I’m really passionate about my meditation practice, but lately even more so. I find taking a break from all the news (twice a day) and just focusing on my body and breath has been incredibly useful in helping manage stress and anxiety during this time.
And lastly, many people want to know what kinds of supplements they could take right now to optimize immune health. There’s plenty of misinformation and profiteering going on to take advantage of those scared about the coronavirus, so here are the trustworthy immune-supporting supplements I recommend and use myself, in addition to the diet and lifestyle tips above:
- Multivitamin/Mineral: This is the foundation for any health support regimen. It’s a good way to cover the basic vitamins and minerals your body needs for day-to-day function. If you aren’t on a good multivitamin you should get and stay on one. Look for a high-quality, broad-spectrum multivitamin and mineral with active forms of the B vitamins, like methyltetrahydrofolate and methylcobalamin.
- Vitamin D3: Adequate vitamin D status is critical for optimal immune function, and this cannot be achieved without supplementation during the winter months. Studies have shown that people with vitamin D deficiency are 11 times more likely to get a cold or flu, while supplementing with vitamin D can reduce colds and flu by 42%. It is best to get your levels of 25-OH vitamin D checked for accurate dosing. Blood levels should be above 30 ng/mL, however, optimal levels are probably closer to 50 ng/mL for most. Many need 5,000 IU or more of vitamin D3 a day in the winter. Start with 2,000 IU for adults, 1,000 IU for children.
- Buffered vitamin C: The role of vitamin C in supporting the immune system has long been known. Take 500 to 1,000 mg throughout the day with meals and snacks. I like to use a liquid or powder that I can mix in water or smoothies.

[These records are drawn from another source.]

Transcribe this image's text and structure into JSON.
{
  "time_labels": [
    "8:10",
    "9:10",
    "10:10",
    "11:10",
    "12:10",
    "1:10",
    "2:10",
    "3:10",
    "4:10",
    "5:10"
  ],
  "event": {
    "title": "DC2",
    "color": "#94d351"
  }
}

- Zinc citrate: You can take an additional supplement or consume more foods high in this powerful immune-supporting nutrient. Seafood—especially oysters—red meat, and pumpkin seeds are the best food sources of zinc. Take 30 mg per day.

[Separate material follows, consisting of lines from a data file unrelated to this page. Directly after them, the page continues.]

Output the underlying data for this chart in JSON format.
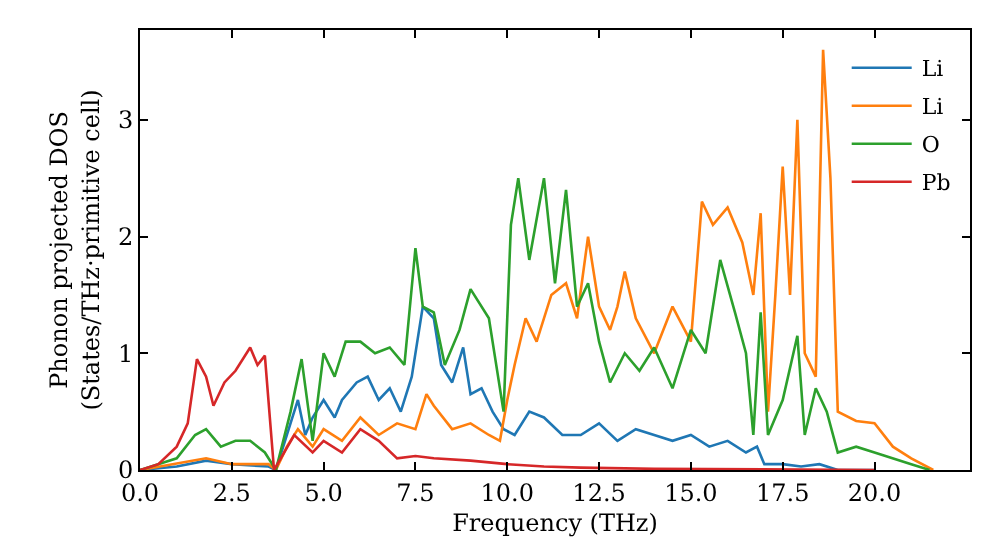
{
  "chart_data": {
    "type": "line",
    "xlabel": "Frequency (THz)",
    "ylabel": "Phonon projected DOS\n(States/THz·primitive cell)",
    "xlim": [
      0,
      22.6
    ],
    "ylim": [
      0,
      3.77
    ],
    "xticks": [
      {
        "value": 0,
        "label": "0.0"
      },
      2.5,
      {
        "value": 5,
        "label": "5.0"
      },
      7.5,
      {
        "value": 10,
        "label": "10.0"
      },
      12.5,
      {
        "value": 15,
        "label": "15.0"
      },
      17.5,
      {
        "value": 20,
        "label": "20.0"
      }
    ],
    "yticks": [
      0,
      1,
      2,
      3
    ],
    "legend": "top right",
    "line_style": "solid",
    "marker": "none",
    "series": [
      {
        "name": "Li",
        "color": "#1f77b4",
        "x": [
          0,
          1,
          1.8,
          2.5,
          3.5,
          3.7,
          4.0,
          4.3,
          4.5,
          4.7,
          5.0,
          5.3,
          5.5,
          5.9,
          6.2,
          6.5,
          6.8,
          7.1,
          7.4,
          7.7,
          8.0,
          8.2,
          8.5,
          8.8,
          9.0,
          9.3,
          9.6,
          9.9,
          10.2,
          10.6,
          11,
          11.5,
          12,
          12.5,
          13,
          13.5,
          14,
          14.5,
          15,
          15.5,
          16,
          16.5,
          16.8,
          17,
          17.5,
          18,
          18.5,
          19,
          20
        ],
        "values": [
          0,
          0.03,
          0.08,
          0.05,
          0.03,
          0,
          0.3,
          0.6,
          0.3,
          0.45,
          0.6,
          0.45,
          0.6,
          0.75,
          0.8,
          0.6,
          0.7,
          0.5,
          0.8,
          1.4,
          1.3,
          0.9,
          0.75,
          1.05,
          0.65,
          0.7,
          0.5,
          0.35,
          0.3,
          0.5,
          0.45,
          0.3,
          0.3,
          0.4,
          0.25,
          0.35,
          0.3,
          0.25,
          0.3,
          0.2,
          0.25,
          0.15,
          0.2,
          0.05,
          0.05,
          0.03,
          0.05,
          0,
          0
        ]
      },
      {
        "name": "Li",
        "color": "#ff7f0e",
        "x": [
          0,
          1.8,
          2.5,
          3.5,
          3.7,
          4.0,
          4.3,
          4.7,
          5.0,
          5.5,
          6.0,
          6.5,
          7.0,
          7.5,
          7.8,
          8.0,
          8.5,
          9.0,
          9.5,
          9.8,
          10.0,
          10.2,
          10.5,
          10.8,
          11.2,
          11.6,
          11.9,
          12.2,
          12.5,
          12.8,
          13.0,
          13.2,
          13.5,
          14,
          14.5,
          15.0,
          15.3,
          15.6,
          16.0,
          16.4,
          16.7,
          16.9,
          17.1,
          17.3,
          17.5,
          17.7,
          17.9,
          18.1,
          18.4,
          18.6,
          18.8,
          19.0,
          19.5,
          20.0,
          20.5,
          21,
          21.6
        ],
        "values": [
          0,
          0.1,
          0.05,
          0.05,
          0,
          0.2,
          0.35,
          0.2,
          0.35,
          0.25,
          0.45,
          0.3,
          0.4,
          0.35,
          0.65,
          0.55,
          0.35,
          0.4,
          0.3,
          0.25,
          0.6,
          0.9,
          1.3,
          1.1,
          1.5,
          1.6,
          1.3,
          2.0,
          1.4,
          1.2,
          1.4,
          1.7,
          1.3,
          1.0,
          1.4,
          1.1,
          2.3,
          2.1,
          2.25,
          1.95,
          1.5,
          2.2,
          0.5,
          1.5,
          2.6,
          1.5,
          3.0,
          1.0,
          0.8,
          3.6,
          2.5,
          0.5,
          0.42,
          0.4,
          0.2,
          0.1,
          0
        ]
      },
      {
        "name": "O",
        "color": "#2ca02c",
        "x": [
          0,
          1.0,
          1.5,
          1.8,
          2.2,
          2.6,
          3.0,
          3.4,
          3.7,
          4.1,
          4.4,
          4.7,
          5.0,
          5.3,
          5.6,
          6.0,
          6.4,
          6.8,
          7.2,
          7.5,
          7.7,
          8.0,
          8.3,
          8.7,
          9.0,
          9.5,
          9.9,
          10.1,
          10.3,
          10.6,
          11.0,
          11.3,
          11.6,
          11.9,
          12.2,
          12.5,
          12.8,
          13.2,
          13.6,
          14.0,
          14.5,
          15.0,
          15.4,
          15.8,
          16.2,
          16.5,
          16.7,
          16.9,
          17.1,
          17.5,
          17.9,
          18.1,
          18.4,
          18.7,
          19.0,
          19.5,
          20,
          21,
          21.5
        ],
        "values": [
          0,
          0.1,
          0.3,
          0.35,
          0.2,
          0.25,
          0.25,
          0.15,
          0,
          0.5,
          0.95,
          0.25,
          1.0,
          0.8,
          1.1,
          1.1,
          1.0,
          1.05,
          0.9,
          1.9,
          1.4,
          1.35,
          0.9,
          1.2,
          1.55,
          1.3,
          0.5,
          2.1,
          2.5,
          1.8,
          2.5,
          1.6,
          2.4,
          1.4,
          1.6,
          1.1,
          0.75,
          1.0,
          0.85,
          1.05,
          0.7,
          1.2,
          1.0,
          1.8,
          1.35,
          1.0,
          0.3,
          1.35,
          0.3,
          0.6,
          1.15,
          0.3,
          0.7,
          0.5,
          0.15,
          0.2,
          0.15,
          0.05,
          0
        ]
      },
      {
        "name": "Pb",
        "color": "#d62728",
        "x": [
          0,
          0.5,
          1.0,
          1.3,
          1.55,
          1.8,
          2.0,
          2.3,
          2.6,
          3.0,
          3.2,
          3.4,
          3.65,
          4.2,
          4.7,
          5.0,
          5.5,
          6.0,
          6.5,
          7,
          7.5,
          8,
          9,
          10,
          11,
          12,
          14,
          20
        ],
        "values": [
          0,
          0.05,
          0.2,
          0.4,
          0.95,
          0.8,
          0.55,
          0.75,
          0.85,
          1.05,
          0.9,
          0.98,
          0,
          0.3,
          0.15,
          0.25,
          0.15,
          0.35,
          0.25,
          0.1,
          0.12,
          0.1,
          0.08,
          0.05,
          0.03,
          0.02,
          0.01,
          0
        ]
      }
    ]
  }
}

- Probiotics: A healthy gut flora supports a healthy gut, a major barrier against pathogens and integral to the immune system. Look for brands that offer several species of good bacteria and contain at least 5 to 10 billion organisms per capsule. Lactobacillus plantarum and spore forms of Bacillus are the best for immunity.
- Fish Oil (Arctic Cod Liver Oil): This old-time remedy for good health and robust immunity still stands true! In addition to the good fats, this cod liver oil contains additional vitamins A and D for added immune protection. I always take this on the days I’m not eating fatty fish like sardines and salmon.

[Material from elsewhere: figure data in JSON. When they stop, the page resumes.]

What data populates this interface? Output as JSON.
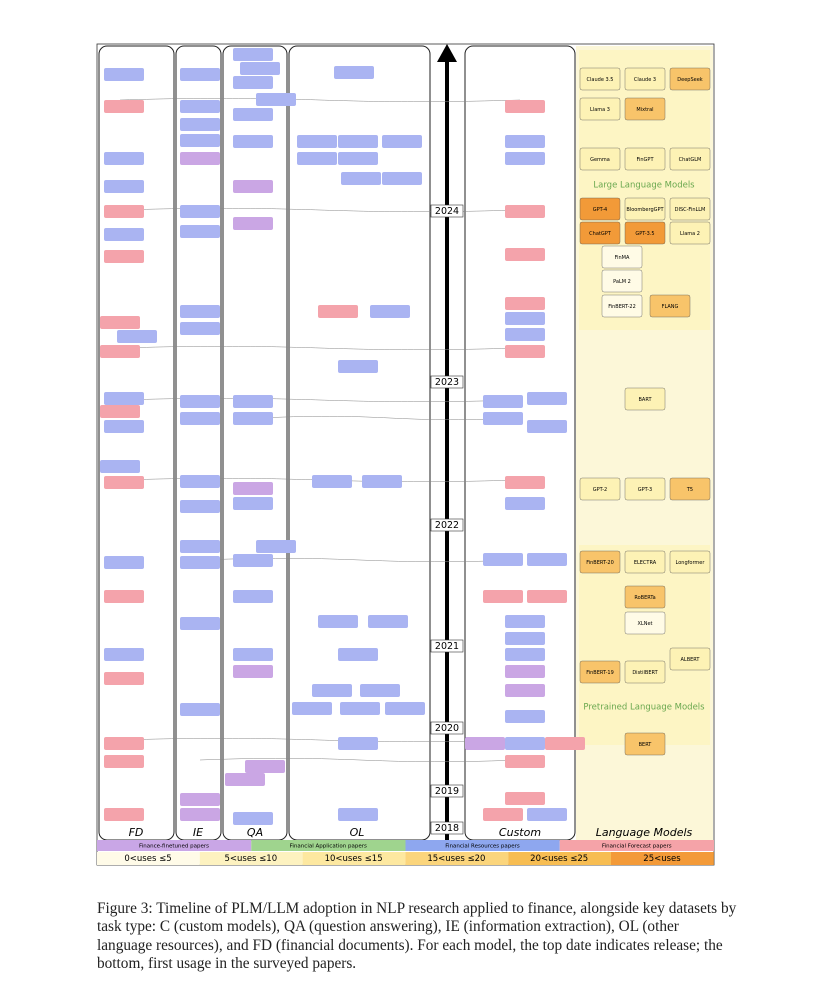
{
  "figure": {
    "columns": [
      "FD",
      "IE",
      "QA",
      "OL",
      "Custom",
      "Language Models"
    ],
    "years": [
      "2024",
      "2023",
      "2022",
      "2021",
      "2020",
      "2019",
      "2018"
    ],
    "groups": [
      "Large Language Models",
      "Pretrained Language Models"
    ],
    "legend": {
      "paper_types": [
        "Finance-finetuned papers",
        "Financial Application papers",
        "Financial Resources papers",
        "Financial Forecast papers"
      ],
      "uses": [
        "0<uses ≤5",
        "5<uses ≤10",
        "10<uses ≤15",
        "15<uses ≤20",
        "20<uses ≤25",
        "25<uses"
      ]
    },
    "models": [
      "Claude 3.5",
      "Claude 3",
      "DeepSeek",
      "Llama 3",
      "Mixtral",
      "Gemma",
      "FinGPT",
      "ChatGLM",
      "GPT-4",
      "BloombergGPT",
      "DISC-FinLLM",
      "ChatGPT",
      "GPT-3.5",
      "Llama 2",
      "FinMA",
      "PaLM 2",
      "FinBERT-22",
      "FLANG",
      "BART",
      "GPT-2",
      "GPT-3",
      "T5",
      "FinBERT-20",
      "ELECTRA",
      "Longformer",
      "RoBERTa",
      "XLNet",
      "FinBERT-19",
      "DistilBERT",
      "ALBERT",
      "BERT"
    ]
  },
  "caption": "Figure 3: Timeline of PLM/LLM adoption in NLP research applied to finance, alongside key datasets by task type: C (custom models), QA (question answering), IE (information extraction), OL (other language resources), and FD (financial documents). For each model, the top date indicates release; the bottom, first usage in the surveyed papers."
}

- Natural antiviral herbs: Many herbs have broad-spectrum antimicrobial effects or immune-enhancing effects. Formulas contain different immune supporters such as astragalus, green tea extract, andrographis, and monolaurin.
I know there’s a lot to take in right now, but it’s imperative we use this time to be kind to ourselves and each other. Take care of your health, and encourage others around you to do the same. With these trusted tips, we can ensure our immune systems are ready, willing, and able.
If you are pregnant, breastfeeding, or taking medications, consult with your doctor before starting a supplement routine. It is always optimal to consult with a health care provider when considering what supplements are right for you.